Sarah Irby, Editor in Chief~

Sex with an ex: What a conflicting statement, am I right? Your initial thought is probably something along the lines of “Oh God, no, I would never do that,” but are you sure? It’s a real complex situation, and one that I think some people benefit from, while others don’t; or, the same person could benefit from it at one point in their life and not at another time. It’s all about timing, motive and mutual understanding, at least in my opinion.

Let me use my own personal experience as a fun example. During my freshman year in college, my long-term boyfriend and I broke up once again, which trust me, if you knew us, wasn’t unusual. We were at separate colleges, but at some point I guess we had the idea that we could still sleep together, even though he didn’t want to be in a relationship anymore. So we did. Whatever. The pro from this experience was that we ended up having way better sex than when we had been in a relationship, and that’s something we both agreed on. This went on for awhile, and at some point we wondered what exactly we were doing. Eventually, though, we got back together (which, again, wasn’t unusual for us).

That’s a situation that I had all but forgotten until I started thinking about writing on this specific topic. Originally, I was going to take the side that sleeping with your ex can only lead to bad things and regret, until I remembered freshman year and realized I had to argue on both sides. The next experience is why I am of the opinion that boinking with your ex isn’t the smartest move, and depending on who reads this column, I may be stirring the pot a bit. Sorry not sorry.

good idea-
Illustration by Genevieve Griffin

Less than a month into sophomore year, my boyfriend and I broke up again, but this time would be the last time. He found someone more suited to him. I was devastated and very, very angry. But then, not even two months after we broke up and only about three days before he ended up asking the other person to be his girlfriend, we slept together again. Big mistake there. I had underlying hopes that it would reconcile something or that he would decide he wanted to be with me again. That was obviously not the case, and in the end I just looked pitiful.

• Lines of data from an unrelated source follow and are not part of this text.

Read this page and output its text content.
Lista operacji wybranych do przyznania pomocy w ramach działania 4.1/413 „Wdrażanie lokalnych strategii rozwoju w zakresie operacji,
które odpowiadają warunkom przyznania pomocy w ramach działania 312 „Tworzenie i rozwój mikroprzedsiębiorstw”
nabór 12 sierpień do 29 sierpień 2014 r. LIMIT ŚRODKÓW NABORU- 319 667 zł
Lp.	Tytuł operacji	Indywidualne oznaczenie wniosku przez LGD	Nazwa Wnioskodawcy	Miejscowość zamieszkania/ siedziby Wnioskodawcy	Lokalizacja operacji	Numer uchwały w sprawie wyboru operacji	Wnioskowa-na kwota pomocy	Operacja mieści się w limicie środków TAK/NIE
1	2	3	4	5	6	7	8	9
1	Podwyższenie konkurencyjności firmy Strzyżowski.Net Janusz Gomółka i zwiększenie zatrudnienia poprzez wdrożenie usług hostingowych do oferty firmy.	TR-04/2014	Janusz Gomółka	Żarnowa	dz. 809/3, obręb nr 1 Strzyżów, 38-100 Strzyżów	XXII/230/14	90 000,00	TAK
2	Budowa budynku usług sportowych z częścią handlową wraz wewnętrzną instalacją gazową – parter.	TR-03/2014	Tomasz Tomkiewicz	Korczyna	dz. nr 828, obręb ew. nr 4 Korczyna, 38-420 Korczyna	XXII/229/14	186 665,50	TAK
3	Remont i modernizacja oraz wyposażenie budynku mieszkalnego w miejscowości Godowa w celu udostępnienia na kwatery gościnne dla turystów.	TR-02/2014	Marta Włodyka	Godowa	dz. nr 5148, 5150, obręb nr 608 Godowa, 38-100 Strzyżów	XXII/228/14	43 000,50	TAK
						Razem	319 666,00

Unfortunately, we were both intoxicated and the act itself was pretty absurd. His eyes made it clear he only cared about my body and definitely not me. And in the middle of it all, he had the audacity to ask, “Did you miss me” in the same tone that someone would say, “You like that?” I was simultaneously stunned and shattered, and it’s a miracle I didn’t burst into tears right there. When it was all said and done, I stood there looking desperate while he walked out the door satisfied. For days afterward, all I could feel was a persistent knot in my stomach and a deep self-loathing. I cried and cried, and couldn’t believe that I had let myself stoop so low – that I could actually be so stupid. This is no exaggeration. I was so severely hurt and ashamed of myself that I became physically ill. That’s when I decided never again. I couldn’t do this to myself or let anyone ever make me feel so low.
I said timing, motive and mutual understanding dictates how you navigate a situation like this, and I stand by that. If you’re trying to sleep with your ex for wrong or unhealthy reasons, steer clear. But if the two of you are genuinely on good terms (and he isn’t in a relationship), then why not? As long as there is an understanding that it is what it is and nothing else, then live a little. Being with an ex can be fun and relaxing; there is a lot of pressure taken of your shoulders to be a certain way, because that person already knows you, and they know your body as well, which makes it even better. If you start catching feelings again, things begin to feel sour or you just somehow know that it’s time to move on, then do just that. Whatever path you decide to follow in your sexual life, just make sure it is healthy for you, and that includes emotionally. You don’t want to be left a wreck, feeling sh*tty about your regrets.